The benefit scales with project complexity. On a long-running project with ten prior stages of decisions, the AI would need to reconstruct an enormous amount of history without s2s. With s2s, the context package contains exactly the prior decisions relevant to this stage. The conversation history is irrelevant.

There is a temptation to think that giving the AI more context is always better. In practice, it is not. Longer context windows mean more tokens spent on retrieval and reasoning, more noise mixed with signal, and higher cost per request.

s2s takes the opposite approach: give the AI exactly what it needs for this stage, nothing more. The context package for the Engineering stage contains the PRD summary and the research findings — not the full conversation thread that produced them. The AI gets signal without noise.

This is also why .s2s/live.md is the orientation primitive rather than s2s status. Reading live.md costs around 150 tokens. Running s2s status and reading its output costs around 400 tokens. Over many sessions and many stages, that difference compounds.

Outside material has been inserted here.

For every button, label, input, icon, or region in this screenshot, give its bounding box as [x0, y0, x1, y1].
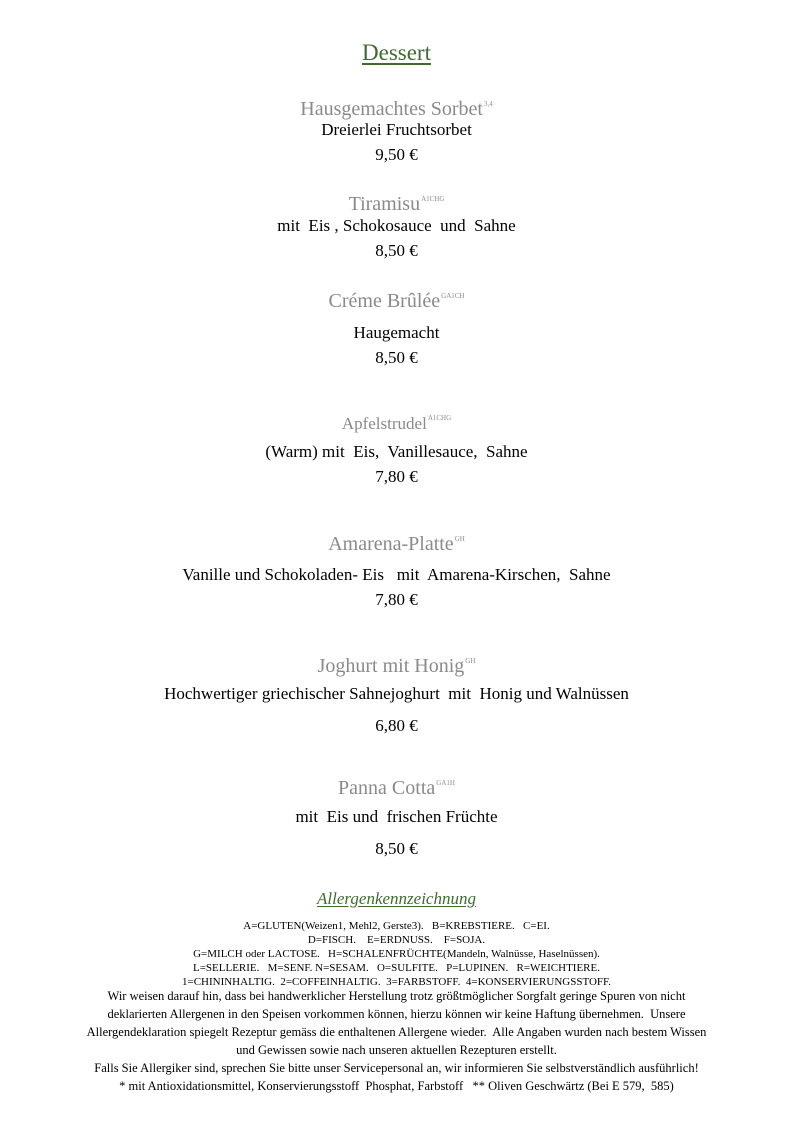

If you are using a paid AI API in standalone mode, the efficiency gains translate directly to lower cost per feature. The orchestration overhead that s2s eliminates is pure waste — tokens that went to workflow reasoning rather than to the artifact your project needed.

For teams running AI-assisted development at scale, eliminating 1,500–3,000 tokens of overhead per feature, across dozens of features per month, is a meaningful reduction in API spend.

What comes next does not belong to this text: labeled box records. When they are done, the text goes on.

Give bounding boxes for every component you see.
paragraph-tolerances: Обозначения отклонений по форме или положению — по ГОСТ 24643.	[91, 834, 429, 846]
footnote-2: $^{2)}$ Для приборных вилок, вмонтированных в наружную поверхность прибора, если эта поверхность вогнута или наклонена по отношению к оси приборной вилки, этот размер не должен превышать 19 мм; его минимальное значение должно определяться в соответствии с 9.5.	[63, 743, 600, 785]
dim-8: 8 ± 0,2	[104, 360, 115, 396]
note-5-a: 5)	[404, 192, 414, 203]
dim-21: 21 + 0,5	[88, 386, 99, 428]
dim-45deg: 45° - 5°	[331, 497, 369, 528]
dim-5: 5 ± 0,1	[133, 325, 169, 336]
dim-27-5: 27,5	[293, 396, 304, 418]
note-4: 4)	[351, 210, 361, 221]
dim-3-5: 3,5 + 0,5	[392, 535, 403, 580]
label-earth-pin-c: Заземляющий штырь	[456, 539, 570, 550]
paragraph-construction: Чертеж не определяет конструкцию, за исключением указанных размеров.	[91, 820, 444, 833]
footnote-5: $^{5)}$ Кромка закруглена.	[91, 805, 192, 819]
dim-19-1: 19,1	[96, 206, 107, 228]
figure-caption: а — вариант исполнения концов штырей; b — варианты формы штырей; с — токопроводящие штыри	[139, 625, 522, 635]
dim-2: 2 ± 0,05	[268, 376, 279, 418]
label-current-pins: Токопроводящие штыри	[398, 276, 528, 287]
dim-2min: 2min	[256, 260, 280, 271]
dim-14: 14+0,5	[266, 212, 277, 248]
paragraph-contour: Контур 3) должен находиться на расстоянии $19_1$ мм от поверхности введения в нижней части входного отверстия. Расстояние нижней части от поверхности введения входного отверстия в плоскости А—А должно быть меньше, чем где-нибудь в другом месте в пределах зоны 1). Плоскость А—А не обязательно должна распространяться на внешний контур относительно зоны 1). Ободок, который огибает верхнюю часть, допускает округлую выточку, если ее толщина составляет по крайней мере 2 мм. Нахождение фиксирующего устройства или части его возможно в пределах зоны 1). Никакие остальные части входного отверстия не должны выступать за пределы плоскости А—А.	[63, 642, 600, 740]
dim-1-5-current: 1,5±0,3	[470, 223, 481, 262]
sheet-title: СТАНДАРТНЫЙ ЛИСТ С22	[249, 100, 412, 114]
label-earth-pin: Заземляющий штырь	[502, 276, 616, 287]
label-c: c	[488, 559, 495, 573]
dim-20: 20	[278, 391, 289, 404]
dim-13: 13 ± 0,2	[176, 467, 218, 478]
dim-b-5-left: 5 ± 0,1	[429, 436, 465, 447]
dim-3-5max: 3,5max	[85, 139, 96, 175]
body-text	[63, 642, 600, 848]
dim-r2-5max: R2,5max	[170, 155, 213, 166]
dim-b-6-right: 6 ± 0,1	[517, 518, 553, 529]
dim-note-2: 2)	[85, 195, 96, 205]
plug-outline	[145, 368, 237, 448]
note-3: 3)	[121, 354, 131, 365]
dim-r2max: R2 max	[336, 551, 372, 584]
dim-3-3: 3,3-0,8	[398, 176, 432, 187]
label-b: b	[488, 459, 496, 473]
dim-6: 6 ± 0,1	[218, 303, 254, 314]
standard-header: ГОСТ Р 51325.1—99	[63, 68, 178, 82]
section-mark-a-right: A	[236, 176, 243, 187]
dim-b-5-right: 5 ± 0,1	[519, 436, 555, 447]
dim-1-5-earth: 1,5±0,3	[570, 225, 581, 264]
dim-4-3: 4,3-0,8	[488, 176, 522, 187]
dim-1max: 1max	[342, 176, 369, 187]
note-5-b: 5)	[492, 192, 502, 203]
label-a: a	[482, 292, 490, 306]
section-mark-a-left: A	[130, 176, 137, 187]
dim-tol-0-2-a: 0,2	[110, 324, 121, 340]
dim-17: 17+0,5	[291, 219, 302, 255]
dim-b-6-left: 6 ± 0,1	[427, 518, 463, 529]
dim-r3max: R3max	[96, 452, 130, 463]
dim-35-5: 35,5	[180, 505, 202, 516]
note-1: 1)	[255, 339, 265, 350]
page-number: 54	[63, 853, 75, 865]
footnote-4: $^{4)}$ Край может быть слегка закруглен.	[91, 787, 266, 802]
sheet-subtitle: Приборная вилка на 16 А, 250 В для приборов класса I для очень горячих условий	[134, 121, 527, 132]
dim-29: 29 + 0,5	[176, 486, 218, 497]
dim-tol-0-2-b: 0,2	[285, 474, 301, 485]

In chat-native mode (the default), you are working within your AI client’s existing subscription or session — the token savings mean you hit context limits later and session quality stays higher for longer.

Quality checks run on --submit. They are the only place where s2s evaluates artifact content — and even this runs locally, not through an LLM call. The quality score determines whether the artifact advances automatically or requires a review gate.

{
"quality": {
"enabled": true,
"minAutoApproveScore": 0.85,
"blockOnFailure": false
}
}

minAutoApproveScore is a 0.0–1.0 threshold. Artifacts that score above it advance to the next stage automatically. Artifacts below it return a failure message listing what is missing, and the AI fixes and resubmits. The default is 0.85.

blockOnFailure controls whether a quality failure exits with a non-zero code. Useful in CI pipelines where you want quality failures to be hard failures. Defaults to false.

Update these settings with s2s config edit.